Recognizing not only the excellent organization of the first European, but also the contribution that the FPF has given to the development of women's futsal in our country, UEFA has decided to give Portugal the second edition of the European that will take place between July 1 and 3, 2022, again in the city of Gondomar. Portugal, Spain, Russia and Ukraine will participate in this European finals format.

History of Women's Futsal in Portugal 

Although, as we will see later on, the Portuguese women's Futsal team is one of the strongest in the world, the first notes on an official national competition only date back to 1996.

 

Held between 1996 and 2013, the so-called Senior Futsal Women's National Cup was a competition organized by the FPF played by the winners of the district championships and the runners-up of the best placed soccer associations.

 

In the 2013-2014 season, the FPF decided to reformulate the competition and thus was born the National Women's Futsal Championship that after an initial phase in which the teams were divided into the Northern and Southern Zones, brought together the top four teams from each zone in a second round of the championship qualifying phase played in a two-round mini-championship mode. The first Portuguese Female Futsal champion club was CR Golpilheira. Again GD, FC Vermoim and Benfica (four titles) were the teams that, to date, managed to become national champions of women's Futsal. Note also for a change in the format of the championship for the 2021-2022 season with the end of division into zones.

 

Although we still can't shout "Portugal is Futsal World Champion!" or "Portugal is two-time European Futsal Champion!" as happens in men's Futsal, these and other club teams are the breeding grounds from which futsal players have emerged and are still emerging who, like Ricardinho and Zicky Té, have put Portugal at the top of world women's Futsal.

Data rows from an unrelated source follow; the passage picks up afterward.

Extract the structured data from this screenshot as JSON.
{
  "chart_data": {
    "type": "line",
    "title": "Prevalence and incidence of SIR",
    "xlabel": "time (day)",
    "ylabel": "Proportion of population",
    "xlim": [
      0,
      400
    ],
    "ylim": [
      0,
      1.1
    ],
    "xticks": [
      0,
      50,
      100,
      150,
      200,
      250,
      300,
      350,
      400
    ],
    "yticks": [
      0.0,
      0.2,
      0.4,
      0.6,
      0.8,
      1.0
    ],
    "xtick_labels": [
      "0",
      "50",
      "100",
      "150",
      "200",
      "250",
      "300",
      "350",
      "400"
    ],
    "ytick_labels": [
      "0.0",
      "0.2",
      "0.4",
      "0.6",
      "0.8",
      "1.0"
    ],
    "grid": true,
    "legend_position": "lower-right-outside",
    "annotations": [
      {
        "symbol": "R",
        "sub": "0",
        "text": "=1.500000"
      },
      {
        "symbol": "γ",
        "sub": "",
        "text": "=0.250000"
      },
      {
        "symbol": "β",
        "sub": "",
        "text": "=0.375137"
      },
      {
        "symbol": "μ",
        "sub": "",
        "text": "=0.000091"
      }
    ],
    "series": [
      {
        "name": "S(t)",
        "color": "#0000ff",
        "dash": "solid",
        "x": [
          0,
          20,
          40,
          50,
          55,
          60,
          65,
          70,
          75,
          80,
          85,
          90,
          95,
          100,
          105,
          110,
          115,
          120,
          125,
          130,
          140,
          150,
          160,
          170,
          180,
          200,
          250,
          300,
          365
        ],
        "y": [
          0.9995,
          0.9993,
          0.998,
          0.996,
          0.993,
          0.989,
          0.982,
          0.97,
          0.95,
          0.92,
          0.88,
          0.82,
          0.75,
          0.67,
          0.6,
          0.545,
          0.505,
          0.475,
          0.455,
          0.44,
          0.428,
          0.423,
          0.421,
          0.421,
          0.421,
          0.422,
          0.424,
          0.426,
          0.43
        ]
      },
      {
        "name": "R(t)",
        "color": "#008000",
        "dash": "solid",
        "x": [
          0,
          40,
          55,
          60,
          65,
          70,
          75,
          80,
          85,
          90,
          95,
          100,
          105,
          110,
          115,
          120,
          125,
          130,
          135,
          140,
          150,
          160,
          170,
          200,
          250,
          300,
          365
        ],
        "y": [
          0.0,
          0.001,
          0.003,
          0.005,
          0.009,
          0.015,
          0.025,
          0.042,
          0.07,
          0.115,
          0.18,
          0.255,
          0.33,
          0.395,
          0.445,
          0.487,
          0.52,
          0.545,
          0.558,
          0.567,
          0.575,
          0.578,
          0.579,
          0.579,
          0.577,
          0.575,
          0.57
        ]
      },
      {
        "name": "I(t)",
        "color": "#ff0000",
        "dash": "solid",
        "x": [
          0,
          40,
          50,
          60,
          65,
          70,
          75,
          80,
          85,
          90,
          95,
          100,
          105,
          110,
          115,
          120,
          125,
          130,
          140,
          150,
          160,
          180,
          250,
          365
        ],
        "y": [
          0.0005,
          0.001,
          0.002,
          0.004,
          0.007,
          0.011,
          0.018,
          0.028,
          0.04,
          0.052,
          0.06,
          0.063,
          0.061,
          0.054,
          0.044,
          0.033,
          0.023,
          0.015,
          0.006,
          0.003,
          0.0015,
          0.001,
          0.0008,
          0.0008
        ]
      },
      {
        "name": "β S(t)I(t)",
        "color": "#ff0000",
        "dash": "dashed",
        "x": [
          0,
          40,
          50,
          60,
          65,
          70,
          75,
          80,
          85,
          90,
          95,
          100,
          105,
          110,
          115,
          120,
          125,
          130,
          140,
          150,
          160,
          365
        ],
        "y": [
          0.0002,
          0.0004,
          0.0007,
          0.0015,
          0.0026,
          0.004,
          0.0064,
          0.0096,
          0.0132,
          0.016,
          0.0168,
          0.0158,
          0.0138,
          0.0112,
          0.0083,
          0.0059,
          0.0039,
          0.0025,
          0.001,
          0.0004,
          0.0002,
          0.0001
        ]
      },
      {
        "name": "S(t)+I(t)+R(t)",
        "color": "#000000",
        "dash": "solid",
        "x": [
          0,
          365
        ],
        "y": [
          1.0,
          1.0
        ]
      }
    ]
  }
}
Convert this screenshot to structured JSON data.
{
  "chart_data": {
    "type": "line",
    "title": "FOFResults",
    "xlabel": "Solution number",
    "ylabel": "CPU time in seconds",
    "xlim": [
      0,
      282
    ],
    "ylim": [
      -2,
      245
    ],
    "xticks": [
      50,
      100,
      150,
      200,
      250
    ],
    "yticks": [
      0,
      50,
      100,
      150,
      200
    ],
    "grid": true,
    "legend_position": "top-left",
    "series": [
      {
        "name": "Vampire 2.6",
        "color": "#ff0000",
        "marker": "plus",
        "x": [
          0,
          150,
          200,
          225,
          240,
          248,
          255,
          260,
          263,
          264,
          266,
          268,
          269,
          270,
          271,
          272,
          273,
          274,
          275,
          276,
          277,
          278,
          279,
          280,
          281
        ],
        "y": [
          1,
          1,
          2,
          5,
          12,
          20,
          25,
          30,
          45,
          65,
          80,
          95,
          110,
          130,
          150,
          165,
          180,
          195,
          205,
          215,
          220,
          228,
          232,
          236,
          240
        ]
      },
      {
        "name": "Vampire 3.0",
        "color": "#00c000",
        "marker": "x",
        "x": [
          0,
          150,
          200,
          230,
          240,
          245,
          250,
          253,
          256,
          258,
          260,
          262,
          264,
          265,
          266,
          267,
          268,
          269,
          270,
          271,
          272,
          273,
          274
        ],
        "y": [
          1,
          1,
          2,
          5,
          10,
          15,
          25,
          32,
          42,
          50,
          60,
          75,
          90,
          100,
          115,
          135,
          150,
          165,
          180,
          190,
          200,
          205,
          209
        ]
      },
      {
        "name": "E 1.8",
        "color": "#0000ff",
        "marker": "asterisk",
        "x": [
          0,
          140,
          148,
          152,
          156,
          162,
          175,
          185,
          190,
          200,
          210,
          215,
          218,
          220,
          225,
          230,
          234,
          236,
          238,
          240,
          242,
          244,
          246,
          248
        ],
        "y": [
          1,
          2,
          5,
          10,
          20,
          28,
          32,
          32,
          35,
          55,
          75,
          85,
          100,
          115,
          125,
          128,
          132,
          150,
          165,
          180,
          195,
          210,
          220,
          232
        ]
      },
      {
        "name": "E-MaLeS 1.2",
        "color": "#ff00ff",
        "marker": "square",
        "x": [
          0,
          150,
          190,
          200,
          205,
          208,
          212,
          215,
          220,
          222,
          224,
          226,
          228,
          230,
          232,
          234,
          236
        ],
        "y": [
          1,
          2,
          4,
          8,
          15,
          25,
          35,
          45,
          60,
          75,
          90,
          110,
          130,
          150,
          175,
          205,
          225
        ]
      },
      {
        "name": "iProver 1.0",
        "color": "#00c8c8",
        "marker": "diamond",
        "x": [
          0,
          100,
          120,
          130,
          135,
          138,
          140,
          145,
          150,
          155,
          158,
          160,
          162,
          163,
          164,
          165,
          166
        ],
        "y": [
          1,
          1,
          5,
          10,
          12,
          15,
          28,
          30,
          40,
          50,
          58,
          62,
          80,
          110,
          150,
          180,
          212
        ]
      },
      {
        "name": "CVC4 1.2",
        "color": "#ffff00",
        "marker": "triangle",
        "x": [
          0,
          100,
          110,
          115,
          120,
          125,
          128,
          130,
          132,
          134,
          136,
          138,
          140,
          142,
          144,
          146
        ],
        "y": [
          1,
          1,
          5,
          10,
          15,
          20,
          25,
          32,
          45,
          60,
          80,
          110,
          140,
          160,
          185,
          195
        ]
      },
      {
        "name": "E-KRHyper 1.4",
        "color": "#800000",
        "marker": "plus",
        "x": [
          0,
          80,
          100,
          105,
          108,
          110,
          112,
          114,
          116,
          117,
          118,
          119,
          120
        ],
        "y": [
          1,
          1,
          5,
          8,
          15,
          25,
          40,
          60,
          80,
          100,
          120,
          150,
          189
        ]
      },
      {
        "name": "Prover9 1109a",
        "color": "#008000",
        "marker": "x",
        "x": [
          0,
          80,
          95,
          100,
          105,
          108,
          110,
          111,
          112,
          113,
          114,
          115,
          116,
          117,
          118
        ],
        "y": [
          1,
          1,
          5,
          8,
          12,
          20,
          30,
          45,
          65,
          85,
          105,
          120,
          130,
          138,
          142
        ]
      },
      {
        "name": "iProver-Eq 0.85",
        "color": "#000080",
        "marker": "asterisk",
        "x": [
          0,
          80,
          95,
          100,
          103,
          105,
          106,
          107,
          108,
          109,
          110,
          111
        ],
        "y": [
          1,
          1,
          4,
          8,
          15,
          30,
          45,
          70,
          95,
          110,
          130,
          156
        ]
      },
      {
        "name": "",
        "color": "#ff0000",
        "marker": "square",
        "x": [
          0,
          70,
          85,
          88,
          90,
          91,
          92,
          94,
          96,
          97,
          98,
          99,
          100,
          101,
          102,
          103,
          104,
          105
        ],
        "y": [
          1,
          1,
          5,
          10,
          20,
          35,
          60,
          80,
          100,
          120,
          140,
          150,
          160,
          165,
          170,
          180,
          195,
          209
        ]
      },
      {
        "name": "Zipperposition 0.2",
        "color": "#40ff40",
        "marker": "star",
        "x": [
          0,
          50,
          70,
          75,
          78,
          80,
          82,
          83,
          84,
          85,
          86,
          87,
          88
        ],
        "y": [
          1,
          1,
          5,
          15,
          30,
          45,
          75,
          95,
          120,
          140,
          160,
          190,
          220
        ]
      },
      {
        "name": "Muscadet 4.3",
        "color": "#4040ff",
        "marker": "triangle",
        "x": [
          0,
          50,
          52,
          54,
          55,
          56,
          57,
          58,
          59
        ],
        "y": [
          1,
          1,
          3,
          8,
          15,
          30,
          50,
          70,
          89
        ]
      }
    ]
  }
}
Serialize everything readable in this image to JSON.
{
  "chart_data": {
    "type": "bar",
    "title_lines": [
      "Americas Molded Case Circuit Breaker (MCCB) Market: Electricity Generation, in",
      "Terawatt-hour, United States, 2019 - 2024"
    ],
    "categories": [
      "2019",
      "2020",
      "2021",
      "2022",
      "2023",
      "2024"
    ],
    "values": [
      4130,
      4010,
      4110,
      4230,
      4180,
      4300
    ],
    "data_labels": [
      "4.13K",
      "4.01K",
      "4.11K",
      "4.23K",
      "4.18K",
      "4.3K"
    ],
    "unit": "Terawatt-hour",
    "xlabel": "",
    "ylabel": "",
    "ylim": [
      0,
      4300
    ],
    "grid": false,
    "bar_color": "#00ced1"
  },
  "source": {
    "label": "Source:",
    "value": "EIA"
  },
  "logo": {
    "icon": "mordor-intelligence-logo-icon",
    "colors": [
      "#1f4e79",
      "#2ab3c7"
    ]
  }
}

Fifó, one of the few Portuguese women's futsal players playing outside the country professionally, Pisko or Ana Catarina are some of those names that, in the first European Women's Futsal Championship held in Gondomar, led Portugal to the silver medal.

 

Even though some of these stars have not yet had the opportunity to play in women's futsal world championships, their predecessors managed to reach the final on two more occasions, besides the aforementioned second place in the first World Tournament held in Spain (2010), one of which was during the 2012 World Tournament held in Portugal (Oliveira de Azeméis) in front of around 5 thousand spectators.